Dorothy squeezed her eyes shut to make the evil feeling vanish. It was clear why Stanley, who’d never before given her the time of day, had written her initials on his hand. He just wanted the answers to the exam. She’d lied to protect him because of it. She would try to atone. But she’d never tell anyone even if she did find a way. She opened her eyes again and fastened them on the sign that said “Thirtieth Street.” That’s where I don’t get off, she told herself as the sign began to pull behind the slowly moving train. Another sign beyond said Thirtieth Street again. A mistake
not
made, said Dorothy, trying to cheer herself up.

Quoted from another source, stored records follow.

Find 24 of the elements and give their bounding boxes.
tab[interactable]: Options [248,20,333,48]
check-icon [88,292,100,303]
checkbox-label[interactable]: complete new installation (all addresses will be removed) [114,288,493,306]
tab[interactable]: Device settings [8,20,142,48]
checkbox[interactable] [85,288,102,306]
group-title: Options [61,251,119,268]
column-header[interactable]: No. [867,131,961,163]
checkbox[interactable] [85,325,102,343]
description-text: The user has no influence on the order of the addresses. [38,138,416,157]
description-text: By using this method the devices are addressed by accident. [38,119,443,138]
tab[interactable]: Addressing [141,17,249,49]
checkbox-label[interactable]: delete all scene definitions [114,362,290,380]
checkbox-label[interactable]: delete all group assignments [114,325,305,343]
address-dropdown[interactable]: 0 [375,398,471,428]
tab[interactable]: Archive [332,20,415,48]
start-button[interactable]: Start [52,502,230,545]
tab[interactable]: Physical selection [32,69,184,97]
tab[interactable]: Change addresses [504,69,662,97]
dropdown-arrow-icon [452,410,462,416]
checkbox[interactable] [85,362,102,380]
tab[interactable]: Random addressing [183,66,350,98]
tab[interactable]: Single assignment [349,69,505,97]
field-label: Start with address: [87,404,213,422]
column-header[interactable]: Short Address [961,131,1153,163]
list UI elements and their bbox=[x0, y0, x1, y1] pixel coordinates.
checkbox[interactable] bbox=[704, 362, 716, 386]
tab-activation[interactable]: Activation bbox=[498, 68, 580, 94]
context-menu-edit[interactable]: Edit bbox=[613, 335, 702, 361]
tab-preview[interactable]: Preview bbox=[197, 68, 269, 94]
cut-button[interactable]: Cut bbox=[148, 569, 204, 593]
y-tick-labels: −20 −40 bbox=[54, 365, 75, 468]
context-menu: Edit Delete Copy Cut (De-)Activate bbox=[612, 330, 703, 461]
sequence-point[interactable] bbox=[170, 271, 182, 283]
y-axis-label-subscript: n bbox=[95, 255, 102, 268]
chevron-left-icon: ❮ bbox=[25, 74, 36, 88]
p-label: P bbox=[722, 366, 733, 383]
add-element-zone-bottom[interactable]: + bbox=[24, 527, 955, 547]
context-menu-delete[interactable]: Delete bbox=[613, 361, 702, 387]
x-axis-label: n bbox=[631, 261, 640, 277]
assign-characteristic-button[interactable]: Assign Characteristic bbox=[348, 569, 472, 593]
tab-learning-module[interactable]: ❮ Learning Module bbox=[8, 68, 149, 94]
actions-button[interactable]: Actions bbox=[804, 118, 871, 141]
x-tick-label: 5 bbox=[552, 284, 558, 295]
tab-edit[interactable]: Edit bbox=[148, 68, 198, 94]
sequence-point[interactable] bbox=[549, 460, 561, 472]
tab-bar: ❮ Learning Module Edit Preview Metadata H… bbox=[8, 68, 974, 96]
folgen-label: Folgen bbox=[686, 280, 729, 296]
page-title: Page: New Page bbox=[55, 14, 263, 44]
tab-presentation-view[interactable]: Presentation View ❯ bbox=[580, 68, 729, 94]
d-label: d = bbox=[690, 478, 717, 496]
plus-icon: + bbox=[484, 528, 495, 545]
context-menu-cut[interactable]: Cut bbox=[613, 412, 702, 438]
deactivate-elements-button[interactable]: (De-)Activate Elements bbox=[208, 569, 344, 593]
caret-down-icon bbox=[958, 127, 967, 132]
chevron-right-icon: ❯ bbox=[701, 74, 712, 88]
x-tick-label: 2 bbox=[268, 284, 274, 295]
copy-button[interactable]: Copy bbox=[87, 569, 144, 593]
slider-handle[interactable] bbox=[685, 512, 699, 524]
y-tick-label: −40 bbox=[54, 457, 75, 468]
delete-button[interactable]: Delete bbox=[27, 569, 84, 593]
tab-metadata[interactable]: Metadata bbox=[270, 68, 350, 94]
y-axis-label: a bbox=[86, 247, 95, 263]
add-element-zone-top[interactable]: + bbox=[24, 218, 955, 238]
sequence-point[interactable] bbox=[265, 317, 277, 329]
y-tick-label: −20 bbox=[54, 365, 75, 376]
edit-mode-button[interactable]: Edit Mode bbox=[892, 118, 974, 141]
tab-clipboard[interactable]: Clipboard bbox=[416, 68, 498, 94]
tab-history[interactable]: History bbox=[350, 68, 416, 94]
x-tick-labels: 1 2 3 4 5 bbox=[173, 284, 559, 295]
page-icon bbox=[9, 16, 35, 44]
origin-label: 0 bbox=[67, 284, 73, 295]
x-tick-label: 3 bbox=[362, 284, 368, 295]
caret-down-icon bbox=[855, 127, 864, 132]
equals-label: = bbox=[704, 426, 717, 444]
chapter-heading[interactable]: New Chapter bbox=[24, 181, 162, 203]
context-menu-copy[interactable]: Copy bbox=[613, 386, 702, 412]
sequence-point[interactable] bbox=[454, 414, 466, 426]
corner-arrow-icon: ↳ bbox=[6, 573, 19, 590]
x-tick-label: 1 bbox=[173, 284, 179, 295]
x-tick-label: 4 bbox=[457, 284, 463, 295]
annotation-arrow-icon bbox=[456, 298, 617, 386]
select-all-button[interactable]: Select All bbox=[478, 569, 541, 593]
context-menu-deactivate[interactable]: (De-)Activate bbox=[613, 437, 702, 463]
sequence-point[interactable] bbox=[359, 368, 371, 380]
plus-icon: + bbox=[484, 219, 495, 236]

Premeditated lying was, of course, a mortal sin, but supposing one lied in simple reaction without thinking? When Mrs. Hoade had asked her how old she was she’d answered right away, “Fifteen,” which was what she’d be in October, after all. She guessed the sin would not be wiped out in October. When Mrs. Hoade had asked her if she had brothers and sisters, Dorothy had said, “Oh, yes, two brothers and a sister,” which was quite true. However, she hadn’t mentioned that she was the youngest and had no experience whatever in taking care of children. Mrs. Hoade had simply replied that large families were nice, and that Dorothy looked older than fifteen. Dorothy had thanked Mrs. Hoade. Her own mother had been very dubious about an inexperienced fourteen-year-old taking a job in Pennsylvania, six hours from home, but Dorothy had worked on her father, who knew how much she dreaded a summer alone with Maureen. Her parents, Dorothy reasoned, probably felt a little guilty about going off to Ireland for the whole summer by themselves, the first time they’d been on vacation alone since their honeymoon in Atlantic City, twenty-five years before. They were going to visit Dorothy’s other brother, Kevin, who was studying for the priesthood somewhere in the west of Ireland. Mercifully, Dorothy’s mother had seemed to like Mrs. Hoade’s voice when Mrs. Hoade had called up to reaffirm her offer of a job, and to assure Mrs. Coughlin that Dorothy would be safe. Her mother had not volunteered the information that Dorothy was inexperienced with children—which was unusual, because Dorothy’s mother was so scrupulously honest that she put dimes back in vending machines and telephones that gave more change than they ought. “A telephone is not a slot machine,” she’d told a dismayed Dorothy on more than one occasion.